4. In screen “Configure Additional Conversion Settings”, we will keep the default values, and we proceed by clicking “Finish” (Figure 10).
5. After finishing the conversion, you will see the visualisation screen, which contains three main options (in the left): Dashboard, Inspector and Summary. Figure 11 shows the “Dashboard” screen that provides statistics about the dataset.
Note: On the top of the page, in the component “select visualisation …” you choose other ways to visualise your dataset. We let you play with the options, and we will return to this on future articles.
6. If you want to check some examples of the process instances, click on option “Inspector”, as displayed in Figure 12. Randomly picking a process instance, we have 4 events for mantis 10122.
7. Picking another process instance as an example, the mantis 6516 in Figure 13, we can see that there is a status “acknowledge” that was not defined in the default configurations. If we look at the ID number and the dates of the events (2014), we can conclude either that at that time there was another status configured in the default lifecycle (Figure 2), or that the project in question defined a specific custom status.

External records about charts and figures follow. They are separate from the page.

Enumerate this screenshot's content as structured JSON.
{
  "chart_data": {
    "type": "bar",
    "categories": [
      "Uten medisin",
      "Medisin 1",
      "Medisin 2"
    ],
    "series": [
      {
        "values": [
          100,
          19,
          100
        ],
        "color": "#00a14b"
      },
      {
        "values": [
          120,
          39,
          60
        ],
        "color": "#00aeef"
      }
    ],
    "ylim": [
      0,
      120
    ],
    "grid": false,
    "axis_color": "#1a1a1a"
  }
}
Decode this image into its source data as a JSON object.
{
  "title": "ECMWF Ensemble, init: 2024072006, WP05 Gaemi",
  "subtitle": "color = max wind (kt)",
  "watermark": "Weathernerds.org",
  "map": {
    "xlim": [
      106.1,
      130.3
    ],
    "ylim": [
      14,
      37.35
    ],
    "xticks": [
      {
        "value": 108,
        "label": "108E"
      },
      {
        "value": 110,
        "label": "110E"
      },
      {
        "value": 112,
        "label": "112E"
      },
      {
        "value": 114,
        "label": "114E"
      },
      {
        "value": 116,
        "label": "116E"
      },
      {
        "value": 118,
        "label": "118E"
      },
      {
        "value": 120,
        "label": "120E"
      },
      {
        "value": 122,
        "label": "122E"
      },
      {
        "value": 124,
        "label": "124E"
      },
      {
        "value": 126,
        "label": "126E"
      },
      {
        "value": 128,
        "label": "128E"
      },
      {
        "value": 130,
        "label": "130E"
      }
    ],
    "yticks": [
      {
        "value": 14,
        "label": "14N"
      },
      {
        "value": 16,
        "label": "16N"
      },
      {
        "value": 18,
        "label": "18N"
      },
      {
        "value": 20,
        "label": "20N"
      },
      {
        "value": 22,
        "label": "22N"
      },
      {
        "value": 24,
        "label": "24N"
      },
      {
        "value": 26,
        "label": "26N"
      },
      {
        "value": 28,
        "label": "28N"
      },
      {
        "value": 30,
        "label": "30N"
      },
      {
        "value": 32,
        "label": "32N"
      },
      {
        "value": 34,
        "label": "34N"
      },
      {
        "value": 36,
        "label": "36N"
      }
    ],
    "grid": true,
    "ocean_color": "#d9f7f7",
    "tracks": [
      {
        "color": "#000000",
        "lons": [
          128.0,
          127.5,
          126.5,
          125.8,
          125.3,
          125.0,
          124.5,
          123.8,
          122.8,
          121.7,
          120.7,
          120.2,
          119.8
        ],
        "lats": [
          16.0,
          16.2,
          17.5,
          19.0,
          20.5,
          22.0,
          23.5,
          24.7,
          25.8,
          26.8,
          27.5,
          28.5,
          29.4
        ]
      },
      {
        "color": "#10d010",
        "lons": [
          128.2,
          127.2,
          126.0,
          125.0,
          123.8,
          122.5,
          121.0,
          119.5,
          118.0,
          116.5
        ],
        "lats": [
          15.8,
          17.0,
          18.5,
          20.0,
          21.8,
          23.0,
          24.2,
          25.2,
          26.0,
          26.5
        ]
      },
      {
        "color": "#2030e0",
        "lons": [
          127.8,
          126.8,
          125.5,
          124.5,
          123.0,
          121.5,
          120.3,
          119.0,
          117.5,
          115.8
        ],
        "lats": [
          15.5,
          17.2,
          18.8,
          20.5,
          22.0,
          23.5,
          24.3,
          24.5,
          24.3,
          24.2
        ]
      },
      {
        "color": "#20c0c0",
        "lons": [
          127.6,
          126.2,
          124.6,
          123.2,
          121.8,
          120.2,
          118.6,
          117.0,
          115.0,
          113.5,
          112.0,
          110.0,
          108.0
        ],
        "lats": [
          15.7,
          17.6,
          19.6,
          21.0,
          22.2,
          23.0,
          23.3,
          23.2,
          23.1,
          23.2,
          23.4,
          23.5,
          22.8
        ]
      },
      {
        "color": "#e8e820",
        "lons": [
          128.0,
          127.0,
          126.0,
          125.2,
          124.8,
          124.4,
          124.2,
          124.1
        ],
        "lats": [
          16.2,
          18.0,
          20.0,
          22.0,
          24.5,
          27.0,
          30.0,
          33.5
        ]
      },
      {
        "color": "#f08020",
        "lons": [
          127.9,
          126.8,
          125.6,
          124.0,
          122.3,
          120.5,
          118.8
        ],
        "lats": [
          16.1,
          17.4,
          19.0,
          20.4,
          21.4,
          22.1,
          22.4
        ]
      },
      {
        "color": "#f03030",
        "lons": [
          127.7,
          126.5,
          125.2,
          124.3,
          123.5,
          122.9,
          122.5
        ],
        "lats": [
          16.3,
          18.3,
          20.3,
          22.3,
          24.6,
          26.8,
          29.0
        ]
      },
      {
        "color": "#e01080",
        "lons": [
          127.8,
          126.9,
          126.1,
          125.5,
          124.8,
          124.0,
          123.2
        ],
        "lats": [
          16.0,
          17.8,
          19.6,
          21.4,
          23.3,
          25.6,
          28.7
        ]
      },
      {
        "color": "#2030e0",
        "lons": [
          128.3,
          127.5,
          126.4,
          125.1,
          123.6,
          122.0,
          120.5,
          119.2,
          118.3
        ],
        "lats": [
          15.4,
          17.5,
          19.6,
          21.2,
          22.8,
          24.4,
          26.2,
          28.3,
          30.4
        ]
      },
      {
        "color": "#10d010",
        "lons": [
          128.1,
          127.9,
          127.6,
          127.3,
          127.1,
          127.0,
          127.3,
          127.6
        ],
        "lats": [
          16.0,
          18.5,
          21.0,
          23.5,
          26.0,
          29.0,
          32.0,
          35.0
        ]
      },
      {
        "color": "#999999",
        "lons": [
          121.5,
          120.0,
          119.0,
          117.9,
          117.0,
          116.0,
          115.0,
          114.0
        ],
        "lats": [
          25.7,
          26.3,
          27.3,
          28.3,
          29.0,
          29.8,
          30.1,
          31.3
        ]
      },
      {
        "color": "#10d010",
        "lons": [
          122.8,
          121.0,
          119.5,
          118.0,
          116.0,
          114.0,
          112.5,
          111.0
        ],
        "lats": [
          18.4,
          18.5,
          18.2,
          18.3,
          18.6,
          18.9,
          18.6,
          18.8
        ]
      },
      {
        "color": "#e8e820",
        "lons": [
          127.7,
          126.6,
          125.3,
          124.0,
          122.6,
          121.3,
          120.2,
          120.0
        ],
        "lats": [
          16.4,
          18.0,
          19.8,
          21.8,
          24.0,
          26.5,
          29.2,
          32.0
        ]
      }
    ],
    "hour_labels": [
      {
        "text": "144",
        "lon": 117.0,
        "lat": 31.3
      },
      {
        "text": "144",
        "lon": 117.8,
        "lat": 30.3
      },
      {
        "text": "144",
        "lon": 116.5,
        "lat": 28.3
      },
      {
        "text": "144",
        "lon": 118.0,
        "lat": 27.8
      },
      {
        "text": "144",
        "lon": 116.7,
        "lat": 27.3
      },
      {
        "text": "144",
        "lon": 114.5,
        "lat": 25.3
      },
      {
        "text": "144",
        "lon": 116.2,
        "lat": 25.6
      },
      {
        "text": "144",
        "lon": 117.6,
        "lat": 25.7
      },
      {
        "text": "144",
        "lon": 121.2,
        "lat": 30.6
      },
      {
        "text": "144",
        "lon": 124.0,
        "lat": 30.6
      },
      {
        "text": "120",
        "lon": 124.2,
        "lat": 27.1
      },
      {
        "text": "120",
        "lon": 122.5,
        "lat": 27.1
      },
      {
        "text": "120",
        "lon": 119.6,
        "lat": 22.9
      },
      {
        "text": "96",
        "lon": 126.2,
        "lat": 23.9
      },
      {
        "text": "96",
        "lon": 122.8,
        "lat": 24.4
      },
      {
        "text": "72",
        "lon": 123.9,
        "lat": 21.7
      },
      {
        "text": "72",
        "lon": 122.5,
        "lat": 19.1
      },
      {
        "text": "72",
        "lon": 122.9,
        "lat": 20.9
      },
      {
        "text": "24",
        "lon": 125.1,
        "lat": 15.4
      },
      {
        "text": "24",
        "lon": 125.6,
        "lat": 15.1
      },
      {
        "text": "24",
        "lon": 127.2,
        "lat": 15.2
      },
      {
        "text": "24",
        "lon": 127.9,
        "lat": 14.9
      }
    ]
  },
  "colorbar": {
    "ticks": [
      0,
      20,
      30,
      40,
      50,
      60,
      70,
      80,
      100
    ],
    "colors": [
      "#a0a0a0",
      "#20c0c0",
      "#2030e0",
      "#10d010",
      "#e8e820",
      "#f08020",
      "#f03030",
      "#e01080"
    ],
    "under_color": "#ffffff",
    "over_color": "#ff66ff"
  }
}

8. As a final step for this quick how to article, we will export our dataset to a XES file, as seen in Figure 14. For that purpose, go back to workspace screen (1st tab on the top), then click on the entry with name “XES Event Log”, and then click on “Export to disk”.
After exporting the dataset to disk, you can open it with your preferred text editor. If you search for mantis 10122, you will find an XML element describing the events that took place for that mantis (Figure 15).
How does this help us? You may ask.
As a first thought, we would say “it is a user-friendly way of seeing our process dataset”. Additionally, it provides statistics and ways of inspecting the events that compose our process instances. Finally, and we will talk about it on future articles, we can apply PM algorithms to our datasets and discover and/or validate what is happening on the reality.
The goal of this article was to introduce you to a dataset representative of process instances, in this case the issue lifecycle for a bug tracking system. With help of ProM, we were able to access some statistics and inspect the events stored in our dataset. In the tool’s official page, you can find other tutorials that detail the features available. In the next articles we will continue to explore PM capabilities via the ProM tool. And we will keep presenting you other use cases of interest inside La Redoute.